Subject: Re: race in select() ?
To: David Laight <david@l8s.co.uk>
From: Charles M. Hannum <abuse@spamalicious.com>
List: tech-kern
Date: 10/09/2003 22:07:44
On Thursday 09 October 2003 09:55 pm, David Laight wrote:
> > I have a different, somewhat wackier suggestion...
> >
> > Pass an actual timeval to select(), with a Really Large Value.  In the
> > SIGCHLD handler, when we restore a socket in the mask, set the timeout to
> > 0.  Handle EWOULDBLOCK by resetting the timeval to the Really Large Value
> > and looping around again.
>
> That isn't the problem. select should (surely) fail EINTR?
> The existing code can only work if the select fails.

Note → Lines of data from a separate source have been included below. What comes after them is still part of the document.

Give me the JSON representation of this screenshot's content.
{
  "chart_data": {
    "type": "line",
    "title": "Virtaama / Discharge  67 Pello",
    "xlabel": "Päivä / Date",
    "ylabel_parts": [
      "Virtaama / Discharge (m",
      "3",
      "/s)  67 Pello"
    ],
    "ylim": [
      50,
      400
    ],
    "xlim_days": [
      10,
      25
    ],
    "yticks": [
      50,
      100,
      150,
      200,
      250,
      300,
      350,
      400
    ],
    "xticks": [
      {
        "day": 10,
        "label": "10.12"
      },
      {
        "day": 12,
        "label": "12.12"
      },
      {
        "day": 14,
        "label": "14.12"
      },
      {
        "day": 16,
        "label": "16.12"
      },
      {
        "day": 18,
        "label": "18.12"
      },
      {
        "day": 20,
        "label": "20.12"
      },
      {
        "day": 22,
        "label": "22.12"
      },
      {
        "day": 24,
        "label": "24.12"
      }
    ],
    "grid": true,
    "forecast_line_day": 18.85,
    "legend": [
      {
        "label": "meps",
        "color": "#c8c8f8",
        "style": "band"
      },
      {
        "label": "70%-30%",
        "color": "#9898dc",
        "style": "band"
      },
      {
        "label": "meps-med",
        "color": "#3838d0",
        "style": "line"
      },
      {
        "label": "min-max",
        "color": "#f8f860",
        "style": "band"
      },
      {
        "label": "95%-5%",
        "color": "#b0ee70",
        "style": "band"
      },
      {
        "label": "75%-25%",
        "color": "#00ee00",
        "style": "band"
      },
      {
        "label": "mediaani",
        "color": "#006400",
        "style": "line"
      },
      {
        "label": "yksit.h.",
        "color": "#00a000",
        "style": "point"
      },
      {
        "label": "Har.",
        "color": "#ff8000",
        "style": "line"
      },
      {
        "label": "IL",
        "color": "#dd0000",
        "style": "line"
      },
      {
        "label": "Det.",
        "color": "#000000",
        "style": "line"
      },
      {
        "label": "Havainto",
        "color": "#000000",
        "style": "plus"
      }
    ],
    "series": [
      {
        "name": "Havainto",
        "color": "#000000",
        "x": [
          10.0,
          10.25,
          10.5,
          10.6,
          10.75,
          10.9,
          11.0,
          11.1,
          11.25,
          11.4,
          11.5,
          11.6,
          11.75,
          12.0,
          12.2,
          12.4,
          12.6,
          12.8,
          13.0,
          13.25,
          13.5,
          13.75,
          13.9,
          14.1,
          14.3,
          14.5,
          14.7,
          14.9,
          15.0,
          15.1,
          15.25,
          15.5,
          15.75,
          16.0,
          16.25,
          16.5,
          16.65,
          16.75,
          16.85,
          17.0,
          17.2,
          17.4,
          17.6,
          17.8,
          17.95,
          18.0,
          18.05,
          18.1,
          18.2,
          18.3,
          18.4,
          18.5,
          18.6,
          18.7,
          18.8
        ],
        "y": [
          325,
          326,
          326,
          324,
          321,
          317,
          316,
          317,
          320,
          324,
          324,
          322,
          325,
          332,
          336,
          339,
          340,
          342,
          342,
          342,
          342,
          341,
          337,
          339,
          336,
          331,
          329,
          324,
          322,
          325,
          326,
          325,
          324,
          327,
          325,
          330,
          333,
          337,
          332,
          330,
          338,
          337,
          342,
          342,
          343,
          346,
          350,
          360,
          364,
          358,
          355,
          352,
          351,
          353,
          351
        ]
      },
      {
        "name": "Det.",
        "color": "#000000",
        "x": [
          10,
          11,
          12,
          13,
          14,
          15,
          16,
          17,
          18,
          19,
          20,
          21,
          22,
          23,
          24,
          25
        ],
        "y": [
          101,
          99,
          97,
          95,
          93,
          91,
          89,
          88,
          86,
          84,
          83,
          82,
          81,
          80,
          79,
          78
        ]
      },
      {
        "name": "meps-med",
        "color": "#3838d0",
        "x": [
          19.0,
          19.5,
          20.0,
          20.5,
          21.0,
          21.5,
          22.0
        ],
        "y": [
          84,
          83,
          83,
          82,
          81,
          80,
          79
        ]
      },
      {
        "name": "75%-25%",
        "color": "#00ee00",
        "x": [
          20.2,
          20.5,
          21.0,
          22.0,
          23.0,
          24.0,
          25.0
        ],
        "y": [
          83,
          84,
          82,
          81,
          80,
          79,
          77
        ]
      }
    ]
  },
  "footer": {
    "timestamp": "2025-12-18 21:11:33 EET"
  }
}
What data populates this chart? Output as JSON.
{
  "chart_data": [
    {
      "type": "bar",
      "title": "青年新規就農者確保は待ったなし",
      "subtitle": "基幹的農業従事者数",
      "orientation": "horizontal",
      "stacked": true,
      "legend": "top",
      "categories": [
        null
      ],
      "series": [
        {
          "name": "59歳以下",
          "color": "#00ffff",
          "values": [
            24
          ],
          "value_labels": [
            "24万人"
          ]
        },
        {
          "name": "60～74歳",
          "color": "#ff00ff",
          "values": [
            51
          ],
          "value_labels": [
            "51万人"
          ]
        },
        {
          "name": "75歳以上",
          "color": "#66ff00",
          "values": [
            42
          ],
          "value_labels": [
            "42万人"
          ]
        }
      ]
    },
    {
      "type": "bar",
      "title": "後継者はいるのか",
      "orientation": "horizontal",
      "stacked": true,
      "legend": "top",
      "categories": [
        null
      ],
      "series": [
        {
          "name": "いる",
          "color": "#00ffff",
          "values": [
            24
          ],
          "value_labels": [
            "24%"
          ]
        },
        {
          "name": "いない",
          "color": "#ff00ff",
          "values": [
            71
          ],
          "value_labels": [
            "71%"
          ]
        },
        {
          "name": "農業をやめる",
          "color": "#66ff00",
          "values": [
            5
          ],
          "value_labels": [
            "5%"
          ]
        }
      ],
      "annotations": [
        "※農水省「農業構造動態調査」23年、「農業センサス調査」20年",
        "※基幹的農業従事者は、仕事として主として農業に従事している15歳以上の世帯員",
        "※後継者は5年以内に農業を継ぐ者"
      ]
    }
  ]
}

Which is exactly my point.  Setting the timeval to 0 forces select(2) to 
return immediately.

> The problems happen when the signal handler runs while the process
> is in the system call shim.

Why is that a problem?  The system call is fetching the timeout inside the 
kernel.  Once you're inside the kernel, it doesn't matter -- the signal would 
force it to return EINTR immediately.  My hack handles all of the cases where 
we get the signal before we enter the system call.

Yet another solution is to use a sig_atomic_t flag to signal that we need to 
recopy the mask.  I.e. (using Manuel's variable names):

volatile sig_atomic_t whoops;
volatile fd_set readable;

...
	do {
		whoops = 0;
		readable = allsock_select = allsock;
	} while (whoops);
...
	select(..., &allsock_select, ...};

...
	FD_SET(&allsock, new_descriptor);
	FD_SET(&readable, new_descriptor);
	whoops = 1;

This makes the copy atomic WRT the signal handler, without having to mask 
signals.